Jasmine, Pre-K, Las Vegas, Nevada
“My classroom environment helps my students because providing calming colors and a home-like space makes them feel more comfortable in the classroom and ready to learn as first-time students!”

 

Oneika Osborne, 10th Grade Reading, Miami Southridge Senior High School, Miami, Florida
“My classroom environment invites all of my students to constantly be in a state of celebration and self-empowerment at all points of the learning process. With inspirational quotes, culturally relevant images, and an explosion of color, my classroom sets the tone for the day every single day as soon as we walk in. It is one of optimism, power, and of course glitter.”

Kristen Poindexter, Kindergarten, Spring Mill Elementary School, Indianapolis, Indiana
“I try very hard to make my classroom a place where memorable experiences happen. I use songs, finger plays, movement, and interactive activities to help cement concepts in their minds. It makes my teacher heart so happy when past students walk by my classroom and start their sentence with, “Remember when we…?”. We recently transformed our classroom into a Mad Science Lab where we investigated more about our 5 Senses.”

 

Brittany, 9th Grade Biology, Dallas, Texas
“I love my classroom environment because I teach Biology, it’s easy to relate every topic back to Forensics and real-life investigations! Mystery always gets the students going!”

 

Ms. Heaton, First Grade, Westampton, New Jersey
“As an educator, it is my goal to create a classroom environment that is positive and welcoming for students. I wanted to create a learning environment where students feel comfortable and in return stimulates student learning. A classroom is a second home for students so I wanted to ensure that the space was bright, friendly, and organized for the students to be able to use each and every day.”
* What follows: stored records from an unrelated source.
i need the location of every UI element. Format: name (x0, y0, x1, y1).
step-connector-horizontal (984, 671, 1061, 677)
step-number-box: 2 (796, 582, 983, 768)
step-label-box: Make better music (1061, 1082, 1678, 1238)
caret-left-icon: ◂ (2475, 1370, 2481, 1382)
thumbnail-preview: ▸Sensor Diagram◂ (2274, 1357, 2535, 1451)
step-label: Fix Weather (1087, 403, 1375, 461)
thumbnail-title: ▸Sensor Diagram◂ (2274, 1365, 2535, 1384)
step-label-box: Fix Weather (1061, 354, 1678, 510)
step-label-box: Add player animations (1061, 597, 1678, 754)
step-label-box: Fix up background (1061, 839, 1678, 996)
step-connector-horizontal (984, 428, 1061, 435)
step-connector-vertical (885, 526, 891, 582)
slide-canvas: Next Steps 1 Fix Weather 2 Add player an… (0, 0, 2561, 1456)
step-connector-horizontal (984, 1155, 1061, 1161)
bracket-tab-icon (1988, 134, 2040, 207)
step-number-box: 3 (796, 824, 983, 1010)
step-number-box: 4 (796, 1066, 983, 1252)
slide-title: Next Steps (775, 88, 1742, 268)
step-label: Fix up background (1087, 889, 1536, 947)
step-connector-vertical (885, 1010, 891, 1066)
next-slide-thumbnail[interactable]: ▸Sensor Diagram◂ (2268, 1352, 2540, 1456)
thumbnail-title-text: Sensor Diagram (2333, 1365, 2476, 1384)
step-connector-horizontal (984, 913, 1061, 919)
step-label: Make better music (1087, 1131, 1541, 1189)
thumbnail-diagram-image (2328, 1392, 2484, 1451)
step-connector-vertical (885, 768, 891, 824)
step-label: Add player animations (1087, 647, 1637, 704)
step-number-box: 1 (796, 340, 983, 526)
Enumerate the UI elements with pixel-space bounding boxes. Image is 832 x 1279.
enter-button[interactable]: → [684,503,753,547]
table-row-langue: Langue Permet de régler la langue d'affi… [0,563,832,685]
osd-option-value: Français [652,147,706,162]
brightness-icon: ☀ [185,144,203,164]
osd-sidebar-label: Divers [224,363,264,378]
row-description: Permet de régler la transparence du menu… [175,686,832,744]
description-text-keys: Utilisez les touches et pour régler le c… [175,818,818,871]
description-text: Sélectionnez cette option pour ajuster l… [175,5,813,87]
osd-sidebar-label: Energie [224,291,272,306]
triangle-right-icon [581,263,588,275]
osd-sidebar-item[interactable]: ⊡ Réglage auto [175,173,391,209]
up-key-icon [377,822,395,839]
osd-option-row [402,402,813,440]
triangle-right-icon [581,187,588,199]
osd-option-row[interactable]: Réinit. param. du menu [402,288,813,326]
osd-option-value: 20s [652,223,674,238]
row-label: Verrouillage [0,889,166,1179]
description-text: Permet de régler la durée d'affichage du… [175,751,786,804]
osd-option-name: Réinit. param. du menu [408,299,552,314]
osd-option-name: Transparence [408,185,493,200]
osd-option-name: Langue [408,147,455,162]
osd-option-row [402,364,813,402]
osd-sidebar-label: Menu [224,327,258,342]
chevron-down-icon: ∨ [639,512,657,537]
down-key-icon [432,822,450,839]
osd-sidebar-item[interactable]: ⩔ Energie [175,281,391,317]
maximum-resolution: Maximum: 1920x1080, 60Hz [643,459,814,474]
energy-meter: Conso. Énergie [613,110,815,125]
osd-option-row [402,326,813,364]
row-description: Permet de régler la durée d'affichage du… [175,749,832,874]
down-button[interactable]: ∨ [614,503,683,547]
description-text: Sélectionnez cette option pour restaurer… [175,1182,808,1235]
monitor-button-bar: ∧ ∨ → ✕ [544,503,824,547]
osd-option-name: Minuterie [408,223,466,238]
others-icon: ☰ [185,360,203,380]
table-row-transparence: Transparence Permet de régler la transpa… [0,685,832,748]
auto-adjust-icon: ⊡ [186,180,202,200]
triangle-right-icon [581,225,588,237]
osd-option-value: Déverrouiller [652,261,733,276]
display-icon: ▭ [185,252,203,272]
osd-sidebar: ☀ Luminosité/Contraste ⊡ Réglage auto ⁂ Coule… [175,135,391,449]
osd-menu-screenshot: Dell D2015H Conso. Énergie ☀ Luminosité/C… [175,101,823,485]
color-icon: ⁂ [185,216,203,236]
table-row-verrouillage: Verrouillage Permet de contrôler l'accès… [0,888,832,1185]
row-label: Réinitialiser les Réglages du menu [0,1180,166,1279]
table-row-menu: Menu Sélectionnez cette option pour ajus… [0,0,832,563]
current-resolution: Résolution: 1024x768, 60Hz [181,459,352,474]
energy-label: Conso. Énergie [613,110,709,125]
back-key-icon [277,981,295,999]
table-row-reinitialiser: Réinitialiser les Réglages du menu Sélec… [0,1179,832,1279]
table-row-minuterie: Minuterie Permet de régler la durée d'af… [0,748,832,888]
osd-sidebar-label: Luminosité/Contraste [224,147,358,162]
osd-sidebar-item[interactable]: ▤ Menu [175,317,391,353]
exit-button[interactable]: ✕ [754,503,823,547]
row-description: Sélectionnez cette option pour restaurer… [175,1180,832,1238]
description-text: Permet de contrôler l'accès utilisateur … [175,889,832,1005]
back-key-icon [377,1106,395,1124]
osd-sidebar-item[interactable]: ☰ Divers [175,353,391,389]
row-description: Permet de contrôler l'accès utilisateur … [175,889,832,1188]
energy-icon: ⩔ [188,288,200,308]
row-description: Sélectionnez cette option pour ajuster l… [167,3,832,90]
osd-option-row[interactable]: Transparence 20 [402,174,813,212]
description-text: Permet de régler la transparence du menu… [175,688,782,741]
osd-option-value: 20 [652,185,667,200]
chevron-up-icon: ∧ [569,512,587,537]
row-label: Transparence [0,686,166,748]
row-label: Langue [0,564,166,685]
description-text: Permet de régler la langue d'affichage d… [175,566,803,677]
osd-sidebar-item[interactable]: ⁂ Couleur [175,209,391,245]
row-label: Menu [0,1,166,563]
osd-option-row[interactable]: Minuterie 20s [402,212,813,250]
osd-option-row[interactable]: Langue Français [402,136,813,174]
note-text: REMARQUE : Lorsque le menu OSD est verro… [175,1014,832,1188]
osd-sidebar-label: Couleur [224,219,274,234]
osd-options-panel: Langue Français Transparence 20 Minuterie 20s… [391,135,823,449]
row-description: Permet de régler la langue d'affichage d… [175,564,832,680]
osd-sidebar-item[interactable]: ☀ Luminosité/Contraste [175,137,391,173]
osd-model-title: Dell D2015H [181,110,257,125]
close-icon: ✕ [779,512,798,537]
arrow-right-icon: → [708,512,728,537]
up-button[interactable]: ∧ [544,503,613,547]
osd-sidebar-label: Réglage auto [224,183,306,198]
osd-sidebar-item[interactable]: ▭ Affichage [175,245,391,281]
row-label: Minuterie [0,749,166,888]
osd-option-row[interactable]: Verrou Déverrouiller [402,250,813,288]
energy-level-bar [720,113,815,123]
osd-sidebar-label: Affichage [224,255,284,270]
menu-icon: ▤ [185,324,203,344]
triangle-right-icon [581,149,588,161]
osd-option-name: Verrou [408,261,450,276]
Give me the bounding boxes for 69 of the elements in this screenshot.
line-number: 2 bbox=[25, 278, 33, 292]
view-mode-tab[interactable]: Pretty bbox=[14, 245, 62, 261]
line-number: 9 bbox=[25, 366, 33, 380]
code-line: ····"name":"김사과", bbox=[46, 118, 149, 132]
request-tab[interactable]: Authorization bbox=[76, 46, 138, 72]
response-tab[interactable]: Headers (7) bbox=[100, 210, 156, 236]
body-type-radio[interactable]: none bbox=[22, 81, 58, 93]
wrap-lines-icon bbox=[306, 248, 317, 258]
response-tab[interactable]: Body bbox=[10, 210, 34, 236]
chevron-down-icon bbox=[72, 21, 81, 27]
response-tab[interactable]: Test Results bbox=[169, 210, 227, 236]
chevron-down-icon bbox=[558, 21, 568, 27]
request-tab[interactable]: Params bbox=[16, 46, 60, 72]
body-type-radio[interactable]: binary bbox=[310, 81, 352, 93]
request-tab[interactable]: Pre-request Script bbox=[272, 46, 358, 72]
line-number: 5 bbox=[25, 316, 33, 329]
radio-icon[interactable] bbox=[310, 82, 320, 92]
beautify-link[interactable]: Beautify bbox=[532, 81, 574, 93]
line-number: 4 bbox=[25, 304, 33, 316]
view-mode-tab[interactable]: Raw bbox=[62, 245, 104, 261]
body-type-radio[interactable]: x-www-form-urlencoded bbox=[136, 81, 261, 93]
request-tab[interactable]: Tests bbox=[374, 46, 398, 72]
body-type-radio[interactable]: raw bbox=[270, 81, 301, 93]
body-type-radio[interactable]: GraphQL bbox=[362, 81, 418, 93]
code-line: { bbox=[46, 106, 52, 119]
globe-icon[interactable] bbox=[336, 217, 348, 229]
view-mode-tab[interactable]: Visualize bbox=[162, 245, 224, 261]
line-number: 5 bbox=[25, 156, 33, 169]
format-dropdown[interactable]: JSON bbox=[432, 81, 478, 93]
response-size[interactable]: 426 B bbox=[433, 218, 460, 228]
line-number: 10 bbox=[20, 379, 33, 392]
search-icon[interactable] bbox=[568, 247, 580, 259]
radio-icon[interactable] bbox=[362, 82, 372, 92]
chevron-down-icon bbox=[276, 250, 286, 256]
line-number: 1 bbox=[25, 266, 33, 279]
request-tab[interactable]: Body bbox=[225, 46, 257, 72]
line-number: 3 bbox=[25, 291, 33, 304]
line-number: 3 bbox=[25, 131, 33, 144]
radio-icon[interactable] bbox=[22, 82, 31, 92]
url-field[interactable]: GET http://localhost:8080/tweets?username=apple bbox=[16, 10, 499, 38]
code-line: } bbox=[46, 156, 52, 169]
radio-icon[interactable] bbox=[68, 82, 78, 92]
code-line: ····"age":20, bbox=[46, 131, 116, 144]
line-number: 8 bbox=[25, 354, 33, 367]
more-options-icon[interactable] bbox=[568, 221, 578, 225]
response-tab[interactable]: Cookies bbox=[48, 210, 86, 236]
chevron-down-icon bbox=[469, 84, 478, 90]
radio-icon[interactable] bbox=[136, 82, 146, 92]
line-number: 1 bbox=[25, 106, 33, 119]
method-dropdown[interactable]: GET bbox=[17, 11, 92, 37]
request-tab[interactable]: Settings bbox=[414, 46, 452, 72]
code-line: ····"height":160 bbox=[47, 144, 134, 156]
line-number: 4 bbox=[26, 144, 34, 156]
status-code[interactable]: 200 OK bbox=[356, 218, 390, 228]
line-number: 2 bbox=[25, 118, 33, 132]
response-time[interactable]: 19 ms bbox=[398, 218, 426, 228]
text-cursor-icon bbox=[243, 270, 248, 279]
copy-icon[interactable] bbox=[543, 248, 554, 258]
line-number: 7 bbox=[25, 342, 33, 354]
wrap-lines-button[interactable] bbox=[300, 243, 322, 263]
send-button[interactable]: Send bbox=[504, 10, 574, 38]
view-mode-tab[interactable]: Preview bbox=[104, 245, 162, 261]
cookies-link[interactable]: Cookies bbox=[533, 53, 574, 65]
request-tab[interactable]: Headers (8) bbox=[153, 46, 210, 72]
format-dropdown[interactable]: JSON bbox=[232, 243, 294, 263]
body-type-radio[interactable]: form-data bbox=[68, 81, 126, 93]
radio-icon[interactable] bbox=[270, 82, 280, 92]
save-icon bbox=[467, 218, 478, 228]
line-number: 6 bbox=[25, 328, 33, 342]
D’Essence Grant, 8th Grade ELA, KIPP Houston, Houston, Texas
“Intentionally decorating my classroom was my first act of showing my students I care about them. I pride myself on building relationships with my students and them knowing I care about them inside and outside of the classroom. Taking the time to make the classroom meaningful and creative as well building a safe place for our community helps establish an effective classroom setting.”

 

Jayme Wiertzema, Elementary Art, Worthington, Minnesota
“I’m looking forward to having a CLASSROOM this year. The past two years I have taught from a cart and this year my amazing school district allowed me to have a classroom in our school that is busting at the seams! I’m so excited to use my classroom environment to inspire creativity in my students, get to know them and learn from their amazing imaginations in art class!”

 

Melissa Vecchio, 4th Grade, Queens, New York
“Since so much of a student’s time is spent inside their classroom, the environment should be neat, organized, easy to move around in but most of all positive. I love to use a theme to reinforce great behavior. I always give the students a choice in helping to design bulletin boards and desk arrangements. When they are involved they take pride in the classroom, and enjoy being there.”